L’intensification du conflit au Moyen-Orient depuis mars 2026 provoque des répercussions immédiates sur la filière céréalière mondiale, avec des effets en cascade jusque dans la meunerie française. En cause : un choc énergétique et logistique qui renchérit les coûts à tous les niveaux de la chaîne.
Premier impact direct : la flambée des prix du pétrole. Les tensions autour du détroit d’Ormuz – par lequel transite une part majeure du pétrole mondial – ont entraîné une hausse rapide des cours, avec des variations de plus de 10 % observées dès le début de la crise. Début avril, les marchés ont de nouveau réagi à l’intensification des frappes, avec un baril en forte hausse. Or, l’énergie est un intrant clé pour la filière meunière (transport, transformation, séchage), ce qui alourdit mécaniquement les coûts de production de la farine.
Deuxième levier : les marchés céréaliers eux-mêmes. Le conflit entretient une forte volatilité des prix du blé, alimentée par les incertitudes sur les coûts logistiques, le fret maritime et les intrants agricoles. En France, les cours du blé restent fermes début avril, soutenus notamment par la hausse du pétrole.
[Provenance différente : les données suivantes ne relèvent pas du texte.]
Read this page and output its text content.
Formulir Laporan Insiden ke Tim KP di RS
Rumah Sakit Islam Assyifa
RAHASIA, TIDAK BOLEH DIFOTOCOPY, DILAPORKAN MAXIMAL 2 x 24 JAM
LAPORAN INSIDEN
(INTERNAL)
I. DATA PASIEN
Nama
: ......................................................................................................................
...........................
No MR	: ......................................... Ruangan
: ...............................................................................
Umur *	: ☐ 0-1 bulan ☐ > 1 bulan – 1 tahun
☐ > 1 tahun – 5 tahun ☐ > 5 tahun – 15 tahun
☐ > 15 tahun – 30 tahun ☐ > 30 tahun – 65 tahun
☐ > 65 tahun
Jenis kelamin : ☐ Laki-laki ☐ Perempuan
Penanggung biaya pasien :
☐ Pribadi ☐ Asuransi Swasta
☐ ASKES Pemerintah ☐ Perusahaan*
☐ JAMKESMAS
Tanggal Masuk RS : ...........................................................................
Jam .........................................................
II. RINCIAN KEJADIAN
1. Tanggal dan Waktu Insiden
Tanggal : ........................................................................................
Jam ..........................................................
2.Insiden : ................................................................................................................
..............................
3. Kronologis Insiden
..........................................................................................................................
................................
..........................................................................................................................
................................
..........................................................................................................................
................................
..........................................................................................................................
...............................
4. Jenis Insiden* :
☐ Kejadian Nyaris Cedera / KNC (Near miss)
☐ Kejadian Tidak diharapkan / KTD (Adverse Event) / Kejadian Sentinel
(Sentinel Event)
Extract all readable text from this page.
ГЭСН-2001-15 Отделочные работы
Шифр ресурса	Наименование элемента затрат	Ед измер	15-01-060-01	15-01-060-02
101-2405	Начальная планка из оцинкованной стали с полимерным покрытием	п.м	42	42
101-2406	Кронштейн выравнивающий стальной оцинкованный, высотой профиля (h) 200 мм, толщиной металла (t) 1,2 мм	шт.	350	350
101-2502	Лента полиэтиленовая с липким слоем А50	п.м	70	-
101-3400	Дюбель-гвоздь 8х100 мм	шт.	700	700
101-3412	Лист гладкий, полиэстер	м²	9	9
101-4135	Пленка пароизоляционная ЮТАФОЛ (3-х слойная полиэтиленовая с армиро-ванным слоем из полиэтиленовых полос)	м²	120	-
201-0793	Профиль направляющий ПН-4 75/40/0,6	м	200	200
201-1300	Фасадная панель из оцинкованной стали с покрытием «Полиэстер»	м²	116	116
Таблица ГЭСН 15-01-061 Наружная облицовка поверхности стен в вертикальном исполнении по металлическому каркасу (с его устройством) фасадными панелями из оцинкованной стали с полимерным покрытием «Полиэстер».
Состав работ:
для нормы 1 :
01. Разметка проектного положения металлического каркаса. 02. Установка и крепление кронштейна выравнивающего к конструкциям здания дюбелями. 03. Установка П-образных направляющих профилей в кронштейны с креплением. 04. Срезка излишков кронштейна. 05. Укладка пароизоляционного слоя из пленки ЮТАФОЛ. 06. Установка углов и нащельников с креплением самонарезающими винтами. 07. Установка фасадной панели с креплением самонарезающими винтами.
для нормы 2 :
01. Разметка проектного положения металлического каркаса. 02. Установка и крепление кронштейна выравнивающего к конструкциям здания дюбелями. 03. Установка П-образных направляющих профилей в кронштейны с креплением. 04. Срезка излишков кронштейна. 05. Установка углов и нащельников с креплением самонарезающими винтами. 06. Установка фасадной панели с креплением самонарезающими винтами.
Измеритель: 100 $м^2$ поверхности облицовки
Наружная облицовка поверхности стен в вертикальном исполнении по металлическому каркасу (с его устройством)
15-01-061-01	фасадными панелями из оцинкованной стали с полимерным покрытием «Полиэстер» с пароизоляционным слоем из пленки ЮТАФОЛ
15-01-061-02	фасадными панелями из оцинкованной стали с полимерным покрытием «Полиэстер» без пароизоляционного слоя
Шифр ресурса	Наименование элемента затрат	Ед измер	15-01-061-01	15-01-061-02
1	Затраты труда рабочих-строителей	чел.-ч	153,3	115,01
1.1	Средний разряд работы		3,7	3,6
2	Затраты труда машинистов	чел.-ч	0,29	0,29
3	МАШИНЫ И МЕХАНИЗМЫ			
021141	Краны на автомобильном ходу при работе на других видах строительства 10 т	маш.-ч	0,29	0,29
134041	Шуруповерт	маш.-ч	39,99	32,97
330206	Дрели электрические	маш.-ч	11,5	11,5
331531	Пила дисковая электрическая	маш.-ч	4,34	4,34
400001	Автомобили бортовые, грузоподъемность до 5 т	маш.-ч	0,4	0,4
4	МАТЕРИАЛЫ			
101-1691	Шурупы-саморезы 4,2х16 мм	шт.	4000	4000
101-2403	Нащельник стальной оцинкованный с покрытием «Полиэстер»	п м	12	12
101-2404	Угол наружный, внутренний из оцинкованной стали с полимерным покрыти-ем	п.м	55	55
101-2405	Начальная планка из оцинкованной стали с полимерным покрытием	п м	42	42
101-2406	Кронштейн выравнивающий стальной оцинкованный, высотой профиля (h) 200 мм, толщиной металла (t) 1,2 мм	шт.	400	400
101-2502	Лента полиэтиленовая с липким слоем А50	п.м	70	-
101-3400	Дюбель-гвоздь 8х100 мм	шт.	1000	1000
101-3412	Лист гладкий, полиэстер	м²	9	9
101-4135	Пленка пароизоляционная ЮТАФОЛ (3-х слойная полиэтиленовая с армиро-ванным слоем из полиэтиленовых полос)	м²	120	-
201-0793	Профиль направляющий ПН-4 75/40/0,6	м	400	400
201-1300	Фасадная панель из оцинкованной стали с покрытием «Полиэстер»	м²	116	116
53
Cette situation exerce une pression directe sur les marges des meuniers, déjà fragiles.
Troisième facteur clé : les engrais. Le Moyen-Orient étant un acteur majeur de leur production et de leur transit, les perturbations actuelles menacent leur disponibilité et leur prix à l’échelle mondiale. À moyen terme, cela pourrait affecter les rendements agricoles européens et donc l’approvisionnement en blé.
Enfin, l’instabilité géopolitique accentue les tensions sur le commerce international. Les risques de perturbations du trafic maritime ou de fermeture de routes stratégiques alimentent un climat d’incertitude durable, renforçant la volatilité des marchés agricoles.
Au final, la meunerie française se retrouve prise en étau entre hausse des coûts (énergie, blé, intrants) et difficulté à répercuter ces augmentations. Dans un secteur déjà peu rentable, ces tensions pourraient accélérer les restructurations et renforcer la nécessité d’optimisation industrielle.